Lawmakers push to ban taxes on Internet service
Legislation to permanently bar states and cities from placing a tax on the Internet is moving forward in the House.
The Judiciary Committee will mark up the Permanent Internet Tax Freedom Act on Wednesday morning, the panel announced on Monday.
{mosads}State and local governments are currently prohibited from enacted taxes on Internet access, but the 1998 law banning them is set to expire this year. Unless new legislation goes forward, state legislatures and city councils could start eyeing Web surcharges in order to fill dwindling coffers.
The Permanent Internet Tax Freedom Act would extend that ban indefinitely.

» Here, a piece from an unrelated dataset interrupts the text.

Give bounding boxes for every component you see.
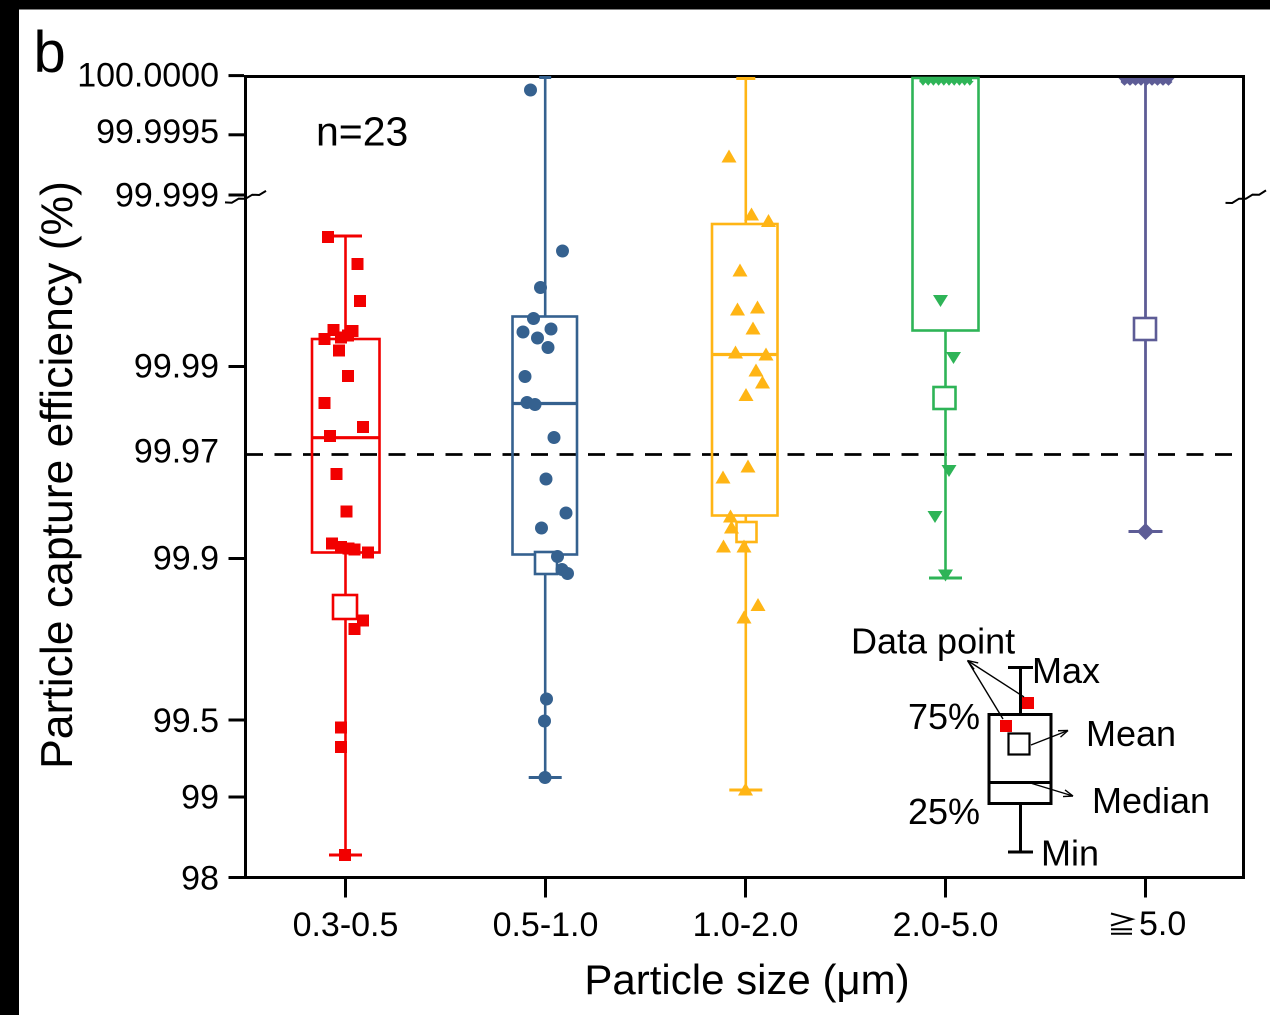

It was introduced last year by Judiciary Chairman Bob Goodlatte (R-Va.) and Rep. Anna Eshoo (D-Calif.), the ranking member of the Technology subcommittee.
The bill currently has 214 cosponsors in the House, just four short of a majority. A companion bill in the Senate from Finance Chairman Ron Wyden (D-Ore.) and Sen. John Thune (R-S.D.) has 50 cosponsors, spelling an easy path forward in both chambers.
Aside from its bipartisan support on Capitol Hill, anti-tax and Web freedom groups have also pushed for the bill.
In a letter expected on Monday, Americans for Tax Reform president Grover Norquist and Katie McAuliffe, head the group’s Digital Liberty project, told lawmakers that the bill was a way to protect constituents “from an unnecessary barrier to the most self-improving technology that has existed thus far.”
“The Internet is our greatest gateway to knowledge,” they wrote. “Support your constituents’ individual ability for self-advancement by co-sponsoring [the the Permanent Internet tax Freedom Act] and giving it your vote when it comes to the floor as stand-alone legislation.”